Jangan Memusuhi Riba Bagian 2
Kemarin, Saya menulis soal riba. Ada pro dan kontra. Bahkan, ada yang mengatakan Saya menghalalkan riba. Ya, semuanya bergantung pada persepsi masing-masing.
Dan tema ini jika tidak bisa open mind, maka akan sulit menerimanya.
Sebenarnya, tulisan dengan tema tentang ini saya tujukan bagi orang-orang yang MERASA telah terjerumus dalam limbah “RIBA”.

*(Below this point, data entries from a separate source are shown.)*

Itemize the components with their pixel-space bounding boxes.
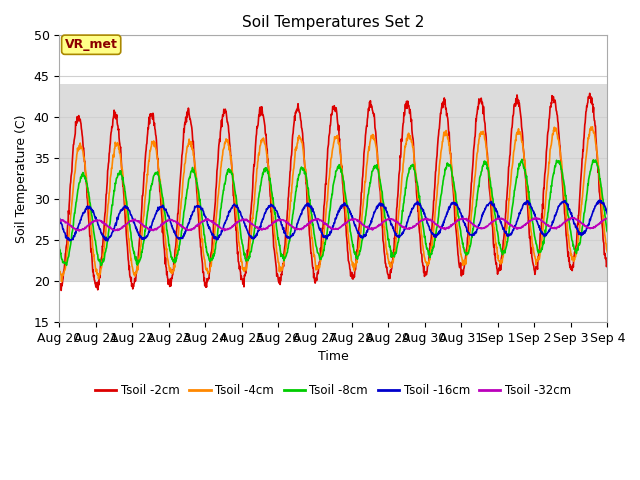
Tsoil -16cm	[239, 216, 246, 222]
Tsoil -32cm	[56, 217, 63, 223]
Y-axis label: Soil Temperature (C): Soil Temperature (C)	[15, 114, 28, 243]
Line: Tsoil -32cm: Tsoil -32cm	[60, 217, 607, 231]
Tsoil -4cm	[58, 279, 65, 285]
Tsoil -8cm	[490, 206, 498, 212]
Tsoil -2cm	[239, 281, 246, 287]
Tsoil -16cm	[419, 206, 426, 212]
Tsoil -32cm	[76, 228, 83, 234]
Tsoil -32cm	[532, 215, 540, 220]
Line: Tsoil -4cm: Tsoil -4cm	[60, 127, 607, 282]
Tsoil -8cm	[419, 220, 426, 226]
Text: VR_met: VR_met	[65, 38, 118, 51]
Tsoil -32cm	[419, 216, 426, 222]
Bar	[60, 84, 607, 281]
Tsoil -32cm	[164, 218, 172, 224]
Tsoil -4cm	[490, 225, 498, 230]
Tsoil -4cm	[604, 249, 611, 255]
Tsoil -4cm	[164, 259, 172, 264]
Tsoil -16cm	[178, 235, 186, 241]
Tsoil -2cm	[178, 160, 186, 166]
Tsoil -8cm	[164, 235, 172, 240]
Tsoil -4cm	[419, 242, 426, 248]
Tsoil -4cm	[239, 265, 246, 271]
Tsoil -8cm	[178, 228, 186, 234]
Tsoil -2cm	[539, 201, 547, 207]
Tsoil -2cm	[164, 281, 172, 287]
Line: Tsoil -8cm: Tsoil -8cm	[60, 159, 607, 265]
Tsoil -16cm	[164, 213, 172, 219]
Tsoil -16cm	[104, 238, 111, 244]
Tsoil -16cm	[539, 230, 547, 236]
Tsoil -8cm	[56, 244, 63, 250]
Tsoil -4cm	[539, 229, 547, 235]
Line: Tsoil -2cm: Tsoil -2cm	[60, 93, 607, 290]
Tsoil -2cm	[586, 90, 593, 96]
Tsoil -32cm	[239, 216, 246, 222]
Tsoil -4cm	[178, 196, 186, 202]
Line: Tsoil -16cm: Tsoil -16cm	[60, 200, 607, 241]
Title: Soil Temperatures Set 2: Soil Temperatures Set 2	[242, 15, 424, 30]
Tsoil -16cm	[596, 197, 604, 203]
Tsoil -8cm	[239, 242, 246, 248]
Tsoil -8cm	[97, 263, 104, 268]
Tsoil -32cm	[539, 219, 547, 225]
Tsoil -32cm	[604, 216, 611, 222]
Legend: Tsoil -2cm, Tsoil -4cm, Tsoil -8cm, Tsoil -16cm, Tsoil -32cm: Tsoil -2cm, Tsoil -4cm, Tsoil -8cm, Tsoi…	[90, 380, 576, 402]
Tsoil -4cm	[589, 124, 596, 130]
Tsoil -8cm	[539, 242, 547, 248]
Tsoil -4cm	[56, 267, 63, 273]
Tsoil -8cm	[518, 156, 526, 162]
Tsoil -2cm	[56, 281, 63, 287]
Tsoil -2cm	[490, 241, 498, 247]
X-axis label: Time: Time	[318, 350, 349, 363]
Tsoil -16cm	[490, 201, 498, 207]
Tsoil -8cm	[604, 228, 611, 234]
Tsoil -2cm	[419, 260, 426, 265]
Tsoil -2cm	[58, 288, 65, 293]
Tsoil -2cm	[604, 260, 611, 266]
Tsoil -16cm	[56, 215, 63, 221]
Tsoil -32cm	[490, 218, 498, 224]
Tsoil -32cm	[178, 224, 186, 229]
Tsoil -16cm	[604, 211, 611, 216]
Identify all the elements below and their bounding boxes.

Saya tidak menyarankan Anda untuk berhutang atau melakukan profesi yang secara umum dipandang oleh masyarakat adalah riba jika Anda belum punya pekerjaan.
Saya hanya memberikan cara untuk menyikapinya saja. Terutama bagi teman-teman kita yang saat ini dirinya MERASA terjerumus RIBA. Dan saya juga tak membahas soal hukum syariat.
Saya hanya memberikan solusi dari ranah psikologi dan spiritual saja. Ingat, spiritual di sini jangan diidentikkan dengan agama ya, terutama syariat. Sebab, spiritual ini hubungan antara diri dan Tuhan secara langsung.
Sekali lagi, Saya tidak membahas hukum syariat di sini. Sebab, itu bukan ranah saya.
Dan jika ada yang berkata, Rasul dan Allah memerangi riba. Ya, betul sekali. Tapi, memerangi konteksnya di sini bagaimana.
Apakah kita mesti membencinya dan harus membumihanguskannya? Lalu, apakah bisa melakukannya?
Jika bisa, ya silahkan.
Begini, sebenarnya segala di dunia ini sifatnya netral. Semua peristiwa apa pun itu akan menjadi makna ketika sudah diterima oleh pikiran dan otak kita.
Sedangkan setiap orang punya pemikiran yang tak sama. Alhasil, penafsiran dan makna setiap peristiwa pun berbeda, bukan?
Contoh, ketika ada banjir. Sebagian besar orang menganggapnya musibah, ada juga yang menganggapnya anugerah, bahkan ada yang memanfaatkannya untuk pemberdayaan diri bahwa adanya banjir pertanda akan datang rezeki berlimpah, dan sebagainya.
Satu peristiwa saja, makna bisa banyak sekali.
Kembali lagi soal jangan memusuhi riba.
Jadi, kata kuncinya adalah MERASA terjebak dalam RIBA dan membencinya. Ketika merasa demikian, tentu menjadi hal yang sangat tidak nyaman. Karena fokusnya adalah perasaan tak nyaman, perasaan benci, maka yang menjadi realita adalah keterpurukan dalam hidupnya.
Karena salah satu hukum energi berbunyi energy flow where attention goes, artinya energi itu mengikuti apa yang menjadi atensimu.
Jika atensinya adalah ketidaknyaman, ketidaktenangan, rasa takut, dan khawatir, yang terjadi adalah itu. Dan itu akan menarik apa-apa dalam hidupumu.
Berbeda ketika tidak ada perasaan demikian. Kita tidak memusuhi riba. Tetapi, kita berdamai dengannya. Kita bisa menerimanya dalam hidup. Ada rasa cinta di dalamnya.
Dan rasa cinta di sini akan memberikan kemudahan dalam hidupnya. Yang punya hutang bisa lebih mudah melunasinya, yang bekerja di pekerjaan lembaga atau instansi yang dianggap riba (bagi orang-orang yang menganggapnya demikian) bisa lebih mudah mendapatkan keberkahan dalam hidupnya.
Misalnya bekerja di bank, di koperasi simpan pinjam, dan lembaga yang sejenis. Bukankah ada perbedaan pendapat ulama tentang hal itu soal riba ataukah tidak?
Ah, sudahlah ferguso. Tak usah membahas fikih ya.
Jika Anda merasa tak nyaman bekerja di tempat itu, ya silahkan bisa bekerja di tempat lain.
Tapi, jika Anda merasa nyaman dan membuat dirimu semakin berdaya karena dengan bekerja di tempat itu, kamu bisa membantu orang, menolong orang yang membutuhkan, dan bisa memberikan manfaat untuk orang lain, silahkan lanjutkan.
Sebab, semuanya bergantung pada prasangka kita. Bukankah begitu?
Energi akan mengikuti atensi atau perhatian kita. Fokus kita ke mana, pikiran kita bagaimana, rasa kita seperti apa, di situlah akan mewujud sebuah realita.